3. Overusing any Type
Used any to avoid type errors.
// ❌ Giving up type safety
const data: any = fetchData();
Lesson: Use unknown instead of any, and use type guards.
// ✅ Correct way
const data: unknown = fetchData();
if (typeof data === 'object' && data !== null && 'name' in data) {
console.log(data.name);
}
4. Overusing skipLibCheck: true
Skipped library type checking and missed library version conflicts.
// ⚠️ Use carefully
{
"compilerOptions": {
"skipLibCheck": true // Skip node_modules type check
}
}
Lesson: Use skipLibCheck for build speed, but manage library versions well.
Debugging Tips
1. Find Type Error Locations
# Output all type errors
tsc --noEmit
# Check specific file only
tsc --noEmit src/components/Button.tsx
2. Check Type Inference
Hover over variables in VSCode to see inferred types.

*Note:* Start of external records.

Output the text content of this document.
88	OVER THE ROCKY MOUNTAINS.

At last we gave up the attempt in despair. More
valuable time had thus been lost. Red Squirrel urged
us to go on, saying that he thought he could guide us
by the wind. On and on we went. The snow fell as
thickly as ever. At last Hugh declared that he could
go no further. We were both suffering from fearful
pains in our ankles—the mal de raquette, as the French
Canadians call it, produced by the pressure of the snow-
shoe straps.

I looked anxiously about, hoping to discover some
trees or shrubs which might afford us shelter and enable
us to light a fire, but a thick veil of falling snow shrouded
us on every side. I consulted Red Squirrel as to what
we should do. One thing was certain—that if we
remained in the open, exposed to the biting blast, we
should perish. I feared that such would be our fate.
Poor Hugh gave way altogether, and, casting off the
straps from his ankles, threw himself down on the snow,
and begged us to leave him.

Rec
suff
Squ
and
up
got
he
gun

const user = { name: 'John', age: 30 };
// Hover shows: const user: { name: string; age: number; }
3. Find Type Definitions
// Cmd/Ctrl + click to go to type definition
import { User } from './types';
One-Line Summary
TypeScript type errors aren't caught during build because build tools skip type checking. Add tsc --noEmit to your build script.